İBNÜ’L-ESİR el-Kamil fi’t-Tarih |
|
YEZİD'İN YARADILIŞ
ÖZELLİKLERİ İLE İLGİLİ BAZI RİVAYETLER
HİCRİ
64.YIL
Muhammed
bin Ubeydullah bin Amr el-Utbi anlatıyor: Muaviye beraberinde hanımı olan Karaza'nın
kızı ile birlikte annesi tarafından yürümeğe alıştırılmak istenen Yezid' i
seyretti. Annesi bu işini bitirdikten sonra çocuğunu öpünce Karaza'nın kızı:
"Allah annenin bacaklarının siyahına lanet etsin!" deyince Muaviye şu
cevabı verdi: "Allah'a yemin ederim, O'nun seyredip oyalandığı bu kişi
senin seyredip kendisiyle oyalandığın kişiden daha hayırlıdır. "
Muaviye'nin bu Karaza'nın kızından Abdullah adında bir oğlu vardı ve bu ahmak
birisi idi. Kadın "Allah'a yemin ederim ki hayır, fakat sen bunu daha çok
seviyorsun." deyince Muaviye şöyle cevap vermişti: "Zamanı gelince
ben sana bunu açıkça ispat edeceğim." Daha sonra Muaviye Abdullah'ın
yanına çağrılmasını emretmiş, Abdullah gelince: "Yavrucuğum, ben sana
layık olduğun şeyi vermek istiyorum, şu anda sen benden ne istersen kesinlikle
bu isteğini yerine getireceğim," demişti. Abdullah O'ndan şöyle bir
istekte bulunmuştu: "Şu anda benim senden istediğim bana güzel bir köpek
ve bir de eşek almandır." Bunun üzerine Muaviye O'na şöyle cevap verdi:
"Yavrucuğum, zaten sen eşşeğin birisin, sana bir de eşek mi alayım. Haydi,
kalk, çık, git!" Muaviye daha sonra Yezid'i huzuruna çağırtıp O'na da
kardeşine söylediğini söyleyince Yezid secdeye kapandıktan sonra başını
kaldırıp şunları söyledi:
"Müminlerin
emirini bu zamana eriştiren ve benim hakkımda bu görüşe sahip kılan Allah'a
hamd olsun. Benim sana olan ihtiyacım beni ateşten kurtarmandır, çünkü ümmetin
işlerini üç gün süreyle üzerine alan bir kimseyi Allah ateşten kurtarır. O
bakımdan senden sonra yerine geçmem için beni veliaht tayin et. Diğer
isteklerim bu yıl yazın yapılacak gazveye beni komutan tayin etmen, döndüğüm
zaman hacca gitmem için bana izin vermen ve Hac emirliğini yapmak üzere
görevlendirmen, Şam halkından her bir kişinin maaşını onar dinar artırman,
Cumahoğulları, Sehmoğulları ve Adiyoğulları'nın yetimlerine benim
antlaşmalılarım olmaları hasebiyle maaş bağlamandır." Muaviye kendisine:
"Bütün bu istediklerini yapacağım," diyerek alnından öptü. Daha sonra
hanımı Karaza'nın kızına: "Nasıl gördün?" diye sorunca: "Sen
O'nu dediği şekilde veliaht olarak tavsiye et ey müminlerin emiri" diye
cevap vermiş, Muaviye de bunu yapmıştı.
Amr
bin Subeyne anlatıyor: Yezid babası hayatta iken haccetti, Medine'ye vardığında
içki sofrasına oturdu. İbn Abbas ile Hz. Hüseyin onun yanına girmek isteyince
kendisine: "İbn Abbas şarap kokusunu alır, şarap içtiğini anlar."

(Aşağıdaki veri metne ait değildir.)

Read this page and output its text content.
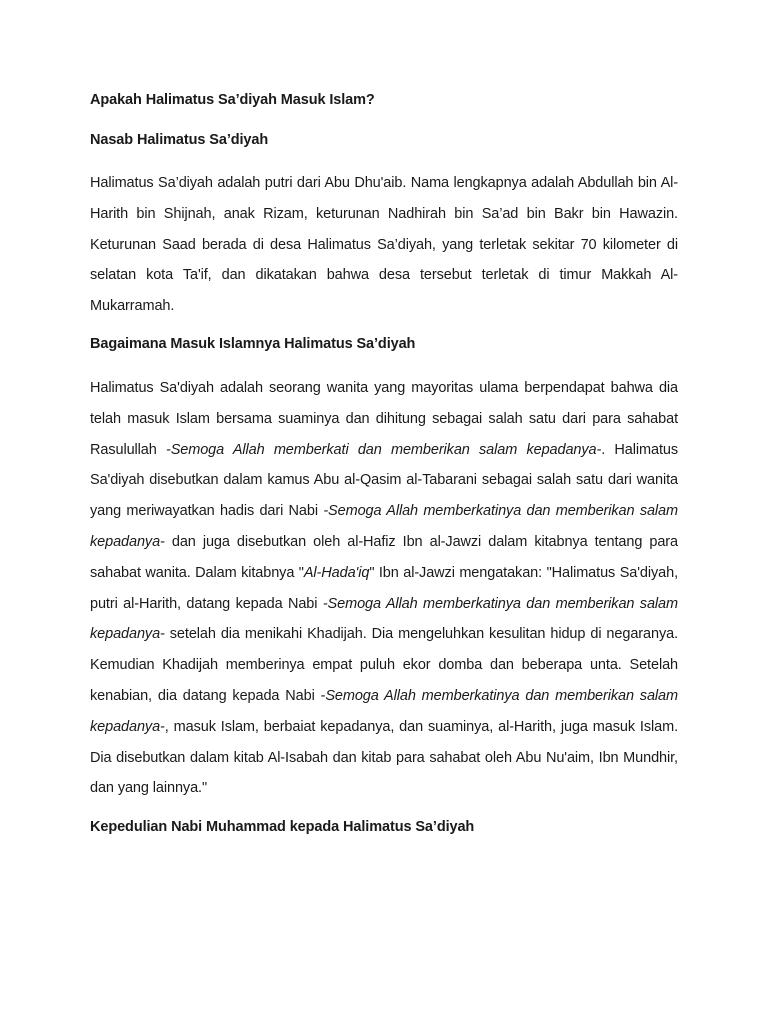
Apakah Halimatus Sa’diyah Masuk Islam?

Nasab Halimatus Sa’diyah

Halimatus Sa’diyah adalah putri dari Abu Dhu'aib. Nama lengkapnya adalah Abdullah bin Al-Harith bin Shijnah, anak Rizam, keturunan Nadhirah bin Sa’ad bin Bakr bin Hawazin. Keturunan Saad berada di desa Halimatus Sa’diyah, yang terletak sekitar 70 kilometer di selatan kota Ta'if, dan dikatakan bahwa desa tersebut terletak di timur Makkah Al-Mukarramah.

Bagaimana Masuk Islamnya Halimatus Sa’diyah

Halimatus Sa'diyah adalah seorang wanita yang mayoritas ulama berpendapat bahwa dia telah masuk Islam bersama suaminya dan dihitung sebagai salah satu dari para sahabat Rasulullah -Semoga Allah memberkati dan memberikan salam kepadanya-. Halimatus Sa'diyah disebutkan dalam kamus Abu al-Qasim al-Tabarani sebagai salah satu dari wanita yang meriwayatkan hadis dari Nabi -Semoga Allah memberkatinya dan memberikan salam kepadanya- dan juga disebutkan oleh al-Hafiz Ibn al-Jawzi dalam kitabnya tentang para sahabat wanita. Dalam kitabnya "Al-Hada'iq" Ibn al-Jawzi mengatakan: "Halimatus Sa'diyah, putri al-Harith, datang kepada Nabi -Semoga Allah memberkatinya dan memberikan salam kepadanya- setelah dia menikahi Khadijah. Dia mengeluhkan kesulitan hidup di negaranya. Kemudian Khadijah memberinya empat puluh ekor domba dan beberapa unta. Setelah kenabian, dia datang kepada Nabi -Semoga Allah memberkatinya dan memberikan salam kepadanya-, masuk Islam, berbaiat kepadanya, dan suaminya, al-Harith, juga masuk Islam. Dia disebutkan dalam kitab Al-Isabah dan kitab para sahabat oleh Abu Nu'aim, Ibn Mundhir, dan yang lainnya."

Kepedulian Nabi Muhammad kepada Halimatus Sa’diyah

denilince İbn Abbas'ın yanına alınmamasını söyleyip Hz. Hüseyin'in içeri
girmesine müsaade etti. Hz. Hüseyin içeri girip de şarap kokusu ile birlikte
hoş kokuların gelmekte olduğunu görünce: "Ne güzel bir koku, nedir
bu?" demiş, Yezid O'na şu cevabı vermişti: "Bu Şam'da yapılan bir
kokudur." Daha sonra bir bardak getirilmesini istemiş ve onu içmişti. Daha
sonra bir bardak daha isteyerek: "Ebu Abdullah'a ver, içsin" demiş,
Hz. Hüseyin O'na şu cevabı vermişti: "Kendi içkini kendin iç, gözüm kalır
diye düşünme!" Bunun üzerine Yezid şu beyitleri okumuştu:
''Hayret
sana arkadaş! Çağırdım da gelmedin, Genç kızlara ve şehvete Eğlenceye ve şaraba
... Süslü bir kaptadır o. Arapların efendileri de etrafında. Bu kaplarda senin
kalbini Çürüten ve fayda vermeyen bir şey var!''
Bunun
üzerine Hz. Hüseyin ayağa kalkmış ve: "Hayır Muaviye' -nin oğlu, asıl
senin kalbin çürüsün." demişti.
*
* *
Şakik
bin Seleme anlatıyor: Hz. Hüseyin'in öldürülmesinden sonra Abdullah bin
ez-Zübeyr ayaklandı ve İbn Abbas'ı kendisine bey'at etmek için davet edince İbn
Abbas buna yanaşmadı. Yezid, İbn Abbas'ın bu hareketini kendi bey'atine bağlı
kalmak anlamında kabul ettiğinden O'na şöyle bir mektup yazdı: "Mülhid İbn
ez-Zübeyr'in seni kendisine bey'at etmek üzere davet etmiş olduğunu, senin de
bizim bey'atimize bağlı kaldığını ve bize böylelikle vefakarlık göstermiş
olduğunu haber almış bulunuyorum. Bu bakımdan Allah'ın seni akrabalık haklarına
riayet edip ahitlerine vefakarlık gösteren kimselere vermiş olduğu mükafatların
en hayırlısıyla mükafatlandırmasını dilerim. Ben hiç bir şey unutmam, bu
bakımdan senin yapmış olduğun bu iyiliği ve akrabalık bağlarına bağlı bulunmanı
layık olacağın şekilde en kısa zamanda mükafatlandırmayı unutacak değilim.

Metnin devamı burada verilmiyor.